Hannah envisions the farm stand as an oasis in the middle of a food desert. While having the farm has allowed her to do farm-to-door deliveries, it has long been her desire to sell her regeneratively grown, low- to no-till produce, no-till cut flowers, and pastured eggs and meats in a fixed location to those in her immediate community.

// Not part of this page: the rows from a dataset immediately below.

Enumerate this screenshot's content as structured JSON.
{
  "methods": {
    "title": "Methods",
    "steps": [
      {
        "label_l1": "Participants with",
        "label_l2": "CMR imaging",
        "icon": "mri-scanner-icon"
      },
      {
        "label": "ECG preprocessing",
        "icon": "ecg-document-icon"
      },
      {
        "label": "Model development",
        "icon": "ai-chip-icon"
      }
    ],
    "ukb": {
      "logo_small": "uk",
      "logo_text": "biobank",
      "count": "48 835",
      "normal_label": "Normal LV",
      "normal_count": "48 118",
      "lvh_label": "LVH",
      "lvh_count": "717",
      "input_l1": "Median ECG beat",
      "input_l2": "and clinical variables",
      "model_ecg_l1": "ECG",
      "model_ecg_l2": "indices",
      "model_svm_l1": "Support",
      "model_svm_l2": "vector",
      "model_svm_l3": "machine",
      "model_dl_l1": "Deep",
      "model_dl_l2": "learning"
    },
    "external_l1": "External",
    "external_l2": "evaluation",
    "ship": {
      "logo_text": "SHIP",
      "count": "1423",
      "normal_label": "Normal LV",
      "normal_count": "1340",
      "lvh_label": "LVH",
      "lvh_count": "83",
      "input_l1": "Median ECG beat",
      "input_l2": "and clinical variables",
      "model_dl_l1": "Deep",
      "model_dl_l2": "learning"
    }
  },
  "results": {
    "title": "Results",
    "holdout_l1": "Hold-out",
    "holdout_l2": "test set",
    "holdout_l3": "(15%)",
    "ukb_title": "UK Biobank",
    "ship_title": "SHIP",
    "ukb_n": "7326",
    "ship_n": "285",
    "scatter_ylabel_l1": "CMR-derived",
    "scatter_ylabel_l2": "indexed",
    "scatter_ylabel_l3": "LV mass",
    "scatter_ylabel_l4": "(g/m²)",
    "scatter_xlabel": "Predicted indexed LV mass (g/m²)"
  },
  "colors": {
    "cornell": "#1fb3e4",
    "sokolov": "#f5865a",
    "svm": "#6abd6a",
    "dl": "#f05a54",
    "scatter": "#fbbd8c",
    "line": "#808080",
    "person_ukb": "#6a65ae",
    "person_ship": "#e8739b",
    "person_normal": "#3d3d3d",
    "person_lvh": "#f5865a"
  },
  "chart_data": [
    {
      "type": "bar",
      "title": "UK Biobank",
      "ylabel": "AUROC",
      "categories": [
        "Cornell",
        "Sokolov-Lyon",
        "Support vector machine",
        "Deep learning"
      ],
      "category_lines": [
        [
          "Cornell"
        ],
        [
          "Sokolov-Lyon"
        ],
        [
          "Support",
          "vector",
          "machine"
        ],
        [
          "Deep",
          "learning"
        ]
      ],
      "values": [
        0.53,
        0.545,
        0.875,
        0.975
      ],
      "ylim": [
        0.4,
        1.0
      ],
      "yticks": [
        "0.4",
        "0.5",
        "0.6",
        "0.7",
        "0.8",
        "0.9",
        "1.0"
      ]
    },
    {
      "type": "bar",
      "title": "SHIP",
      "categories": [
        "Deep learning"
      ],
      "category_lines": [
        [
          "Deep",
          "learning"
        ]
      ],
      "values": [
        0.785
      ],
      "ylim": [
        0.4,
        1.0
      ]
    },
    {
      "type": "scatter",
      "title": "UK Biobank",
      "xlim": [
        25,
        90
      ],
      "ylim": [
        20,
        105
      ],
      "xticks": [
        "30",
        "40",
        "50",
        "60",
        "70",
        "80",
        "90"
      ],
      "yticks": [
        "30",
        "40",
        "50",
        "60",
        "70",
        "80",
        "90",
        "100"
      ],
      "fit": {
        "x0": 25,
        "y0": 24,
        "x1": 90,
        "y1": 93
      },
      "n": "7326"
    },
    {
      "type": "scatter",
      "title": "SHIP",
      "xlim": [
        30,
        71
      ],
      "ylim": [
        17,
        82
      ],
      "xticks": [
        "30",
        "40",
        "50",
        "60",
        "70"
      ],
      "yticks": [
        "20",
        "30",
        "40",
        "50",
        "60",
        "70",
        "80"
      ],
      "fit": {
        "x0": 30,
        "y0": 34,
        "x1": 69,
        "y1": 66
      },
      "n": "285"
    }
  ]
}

In the summer of 2021, Hannah tested this vision by opening her driveway on Saturdays as a local food and art hub. She committed to supporting hyper-local, woman-owned, BIPOC-owned, and LGBTQIA-owned businesses — makers, growers, bakers, and artisans — serving as a sort of incubator for their success and to promote social and environmental justice. She sought out local makers to offer their crops, bread, jams, sourdough brownies, soaps, and more, and will continue to harness these relationships for her permanent farm stand. The vendors in turn bought Hannah’s produce to feed themselves or to use as ingredients in their food products, creating a virtuous cycle of local businesses supporting each other. In its initial few months, the farm stand has been quite successful: she ended the 2021 season with 17 vendors’ items for sale each Saturday. Folks have time and time again told her what a boon this food hub is for Loleta.

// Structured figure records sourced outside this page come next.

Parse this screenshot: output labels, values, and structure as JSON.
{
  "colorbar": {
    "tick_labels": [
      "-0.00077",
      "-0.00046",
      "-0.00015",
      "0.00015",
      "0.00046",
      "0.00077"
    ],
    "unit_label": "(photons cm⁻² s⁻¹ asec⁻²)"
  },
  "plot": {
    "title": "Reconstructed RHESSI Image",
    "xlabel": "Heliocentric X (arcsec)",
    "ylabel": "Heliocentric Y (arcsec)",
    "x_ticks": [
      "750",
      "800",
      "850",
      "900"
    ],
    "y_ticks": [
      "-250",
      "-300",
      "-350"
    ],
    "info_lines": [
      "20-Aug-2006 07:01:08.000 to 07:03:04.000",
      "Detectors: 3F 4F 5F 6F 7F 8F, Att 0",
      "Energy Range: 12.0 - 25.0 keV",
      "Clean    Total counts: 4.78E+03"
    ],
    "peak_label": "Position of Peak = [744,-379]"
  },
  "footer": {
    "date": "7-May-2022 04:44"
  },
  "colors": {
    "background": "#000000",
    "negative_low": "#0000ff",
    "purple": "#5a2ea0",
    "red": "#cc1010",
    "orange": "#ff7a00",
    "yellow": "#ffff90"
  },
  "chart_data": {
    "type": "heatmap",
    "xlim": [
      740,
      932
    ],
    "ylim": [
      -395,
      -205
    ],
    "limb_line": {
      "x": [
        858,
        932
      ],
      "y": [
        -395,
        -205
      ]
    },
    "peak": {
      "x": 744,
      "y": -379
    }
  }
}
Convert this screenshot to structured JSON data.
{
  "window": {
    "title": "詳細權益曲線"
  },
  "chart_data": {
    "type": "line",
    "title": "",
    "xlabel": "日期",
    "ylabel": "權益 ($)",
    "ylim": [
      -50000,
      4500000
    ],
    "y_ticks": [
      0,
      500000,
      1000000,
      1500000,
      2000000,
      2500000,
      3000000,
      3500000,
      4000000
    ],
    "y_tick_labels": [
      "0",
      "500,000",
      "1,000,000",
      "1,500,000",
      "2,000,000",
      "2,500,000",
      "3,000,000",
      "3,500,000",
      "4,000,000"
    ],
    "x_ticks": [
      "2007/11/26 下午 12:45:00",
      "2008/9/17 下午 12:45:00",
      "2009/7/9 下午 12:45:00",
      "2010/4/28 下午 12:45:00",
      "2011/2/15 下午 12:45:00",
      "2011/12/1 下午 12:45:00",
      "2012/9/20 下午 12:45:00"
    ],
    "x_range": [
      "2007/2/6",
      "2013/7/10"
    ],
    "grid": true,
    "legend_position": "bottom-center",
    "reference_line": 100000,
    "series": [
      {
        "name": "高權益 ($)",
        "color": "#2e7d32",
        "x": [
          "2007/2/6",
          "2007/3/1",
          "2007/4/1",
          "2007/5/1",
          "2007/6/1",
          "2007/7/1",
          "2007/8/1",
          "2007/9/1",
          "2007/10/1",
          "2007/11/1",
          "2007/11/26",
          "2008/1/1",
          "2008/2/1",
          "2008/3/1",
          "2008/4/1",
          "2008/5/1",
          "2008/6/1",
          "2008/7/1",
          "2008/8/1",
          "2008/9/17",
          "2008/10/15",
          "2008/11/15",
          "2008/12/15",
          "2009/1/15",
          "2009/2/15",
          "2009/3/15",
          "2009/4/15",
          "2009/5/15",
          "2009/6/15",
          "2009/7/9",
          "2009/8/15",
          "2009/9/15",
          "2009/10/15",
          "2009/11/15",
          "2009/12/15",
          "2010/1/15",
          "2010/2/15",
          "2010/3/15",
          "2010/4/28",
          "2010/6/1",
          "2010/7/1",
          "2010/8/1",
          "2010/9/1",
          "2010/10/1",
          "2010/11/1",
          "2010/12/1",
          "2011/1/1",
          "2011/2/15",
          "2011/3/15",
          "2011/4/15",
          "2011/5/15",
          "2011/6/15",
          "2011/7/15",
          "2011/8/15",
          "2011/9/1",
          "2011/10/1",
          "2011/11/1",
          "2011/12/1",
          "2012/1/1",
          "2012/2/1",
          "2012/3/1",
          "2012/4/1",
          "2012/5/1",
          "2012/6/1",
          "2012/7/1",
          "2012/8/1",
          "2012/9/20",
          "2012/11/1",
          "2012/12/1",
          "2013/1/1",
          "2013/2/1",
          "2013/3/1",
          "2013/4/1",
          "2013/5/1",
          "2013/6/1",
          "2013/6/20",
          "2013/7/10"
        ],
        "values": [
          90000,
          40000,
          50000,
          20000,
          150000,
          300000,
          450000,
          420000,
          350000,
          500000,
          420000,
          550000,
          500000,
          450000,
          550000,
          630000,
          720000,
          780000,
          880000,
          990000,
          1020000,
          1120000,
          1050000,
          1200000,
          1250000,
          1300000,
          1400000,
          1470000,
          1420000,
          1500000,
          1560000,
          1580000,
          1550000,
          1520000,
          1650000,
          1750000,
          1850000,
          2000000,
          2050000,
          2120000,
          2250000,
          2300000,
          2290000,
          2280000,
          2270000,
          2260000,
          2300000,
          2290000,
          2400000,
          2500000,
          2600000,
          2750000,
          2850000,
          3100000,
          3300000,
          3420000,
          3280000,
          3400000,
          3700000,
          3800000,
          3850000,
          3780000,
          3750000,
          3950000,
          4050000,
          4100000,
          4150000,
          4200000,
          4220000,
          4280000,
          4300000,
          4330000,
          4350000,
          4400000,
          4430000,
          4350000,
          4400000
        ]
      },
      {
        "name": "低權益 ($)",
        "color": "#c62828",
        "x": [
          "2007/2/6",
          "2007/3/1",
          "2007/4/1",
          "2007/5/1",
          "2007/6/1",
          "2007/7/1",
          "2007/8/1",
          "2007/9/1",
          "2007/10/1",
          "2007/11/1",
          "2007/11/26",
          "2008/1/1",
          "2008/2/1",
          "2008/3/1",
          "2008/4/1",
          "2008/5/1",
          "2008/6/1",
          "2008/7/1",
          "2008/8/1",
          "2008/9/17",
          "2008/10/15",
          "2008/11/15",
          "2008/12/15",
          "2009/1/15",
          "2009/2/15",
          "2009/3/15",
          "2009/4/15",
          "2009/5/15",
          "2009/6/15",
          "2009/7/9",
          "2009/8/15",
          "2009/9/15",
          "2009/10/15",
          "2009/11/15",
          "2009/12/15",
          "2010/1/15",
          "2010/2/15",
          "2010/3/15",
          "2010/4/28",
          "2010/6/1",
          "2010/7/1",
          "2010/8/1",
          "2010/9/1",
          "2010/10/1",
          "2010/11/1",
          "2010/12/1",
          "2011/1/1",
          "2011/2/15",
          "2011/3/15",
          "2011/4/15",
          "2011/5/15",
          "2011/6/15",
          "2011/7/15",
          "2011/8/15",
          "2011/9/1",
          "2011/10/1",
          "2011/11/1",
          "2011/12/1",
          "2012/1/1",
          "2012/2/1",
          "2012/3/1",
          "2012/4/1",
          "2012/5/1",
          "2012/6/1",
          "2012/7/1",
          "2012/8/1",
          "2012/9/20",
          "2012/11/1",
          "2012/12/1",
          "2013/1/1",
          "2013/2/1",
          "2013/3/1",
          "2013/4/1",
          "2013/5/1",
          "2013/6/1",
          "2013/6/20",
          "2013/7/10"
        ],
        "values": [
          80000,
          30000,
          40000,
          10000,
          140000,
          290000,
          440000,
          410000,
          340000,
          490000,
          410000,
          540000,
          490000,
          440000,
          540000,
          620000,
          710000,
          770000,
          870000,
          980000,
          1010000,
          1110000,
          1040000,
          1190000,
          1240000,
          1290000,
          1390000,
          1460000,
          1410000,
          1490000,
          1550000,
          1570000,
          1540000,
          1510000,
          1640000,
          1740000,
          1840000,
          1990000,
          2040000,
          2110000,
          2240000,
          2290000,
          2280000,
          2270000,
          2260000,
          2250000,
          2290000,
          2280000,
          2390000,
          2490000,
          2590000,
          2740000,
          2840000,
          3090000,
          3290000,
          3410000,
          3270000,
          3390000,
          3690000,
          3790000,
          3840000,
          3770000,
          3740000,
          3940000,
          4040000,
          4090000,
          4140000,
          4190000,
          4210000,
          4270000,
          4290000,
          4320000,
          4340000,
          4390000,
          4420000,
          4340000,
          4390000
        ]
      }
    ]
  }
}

The goal of this project is to install a permanent farm stand building where these goods can be housed and where community members can access them throughout the week for extended hours, not just on Saturdays, as well as to create a welcoming space for visitors that is well known in the community where people can gather together, purchase food (keeping their dollars in the community), pick flower bouquets, eat, share recipes, and enjoy nature. It is Hannah’s belief that the farm stand will improve the quality of life amongst her neighbors and serve as an important community food hub for a disadvantaged community, as well as a space for other local producers to offer their goods. In turn, the farm stand will serve as an example to other local food producers that growing vegetables and flowers and raising pigs and chickens regeneratively is viable in the marketplace.

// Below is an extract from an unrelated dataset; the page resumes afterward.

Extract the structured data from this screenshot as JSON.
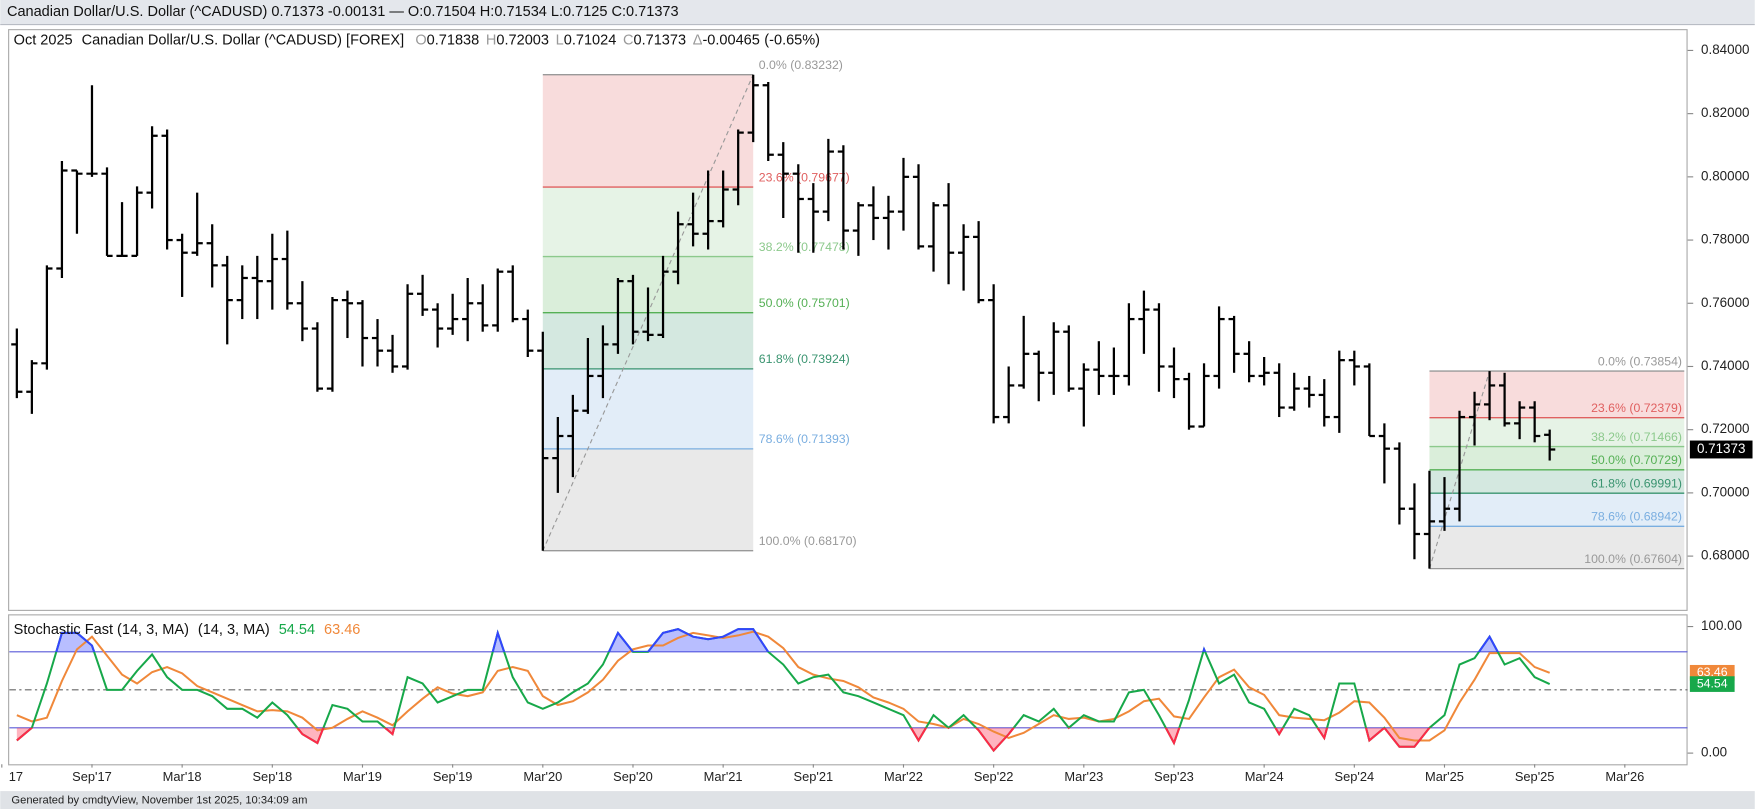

To reach the most of her community, Hannah intends to engage with as many customers as possible and take their ideas to heart. She will post flyers and create social media posts asking the Loleta community to complete a survey in exchange for credit at the farm stand. She hopes to discover what people like, what they’d like to see more of, and what can be phased out to make room for what’s really wanted. The local Wiyot Tribe has generously promoted the farm stand in their monthly newsletter to inform elders of local access to fresh vegetables. Hannah also plans to host Vendor Days each month at the farm stand, where existing vendors can come meet their farm stand customers in person and future vendors can try out their items

Table Bluff Farm’s investment in a farm stand will help their community gain a permanent, year-round, hyper-local food hub that gives priority to those vendors who are women, or who are Black, Indigenous, Hmong, Latinx, or other persons of color, or who are members of the LGBTQIA community. The farm stand will also allow Hannah to continue to grow and deepen her regenerative farming practices, as the vegetables, flowers, eggs, and most meats sold at the farm stand will continue to be produced at Table Bluff Farm. These practices (such as no-till flowers and low- to no-till vegetables, the planting of over 400 carbon-sequestering, pollinator-friendly native perennials as hedgerows and windbreaks, and making their own compost by integrating pigs and chickens into their vegetable production), in turn, will keep improving the health of the soil biome and its ability to sequester carbon. Hannah has also been the recipient of CDFA’s Healthy Soils Program Grant and the SWEEP Grant for water conservation, as well as a CDFA Natural Resources Conservation District (NRCS) EQIP grant for purchasing and installing a 30’ x 96’ high tunnel greenhouse. Kiss the Ground’s Regenerating Communities Grant is only furthering her expertise and experience in regenerative agriculture, and providing a model of viability and community impact.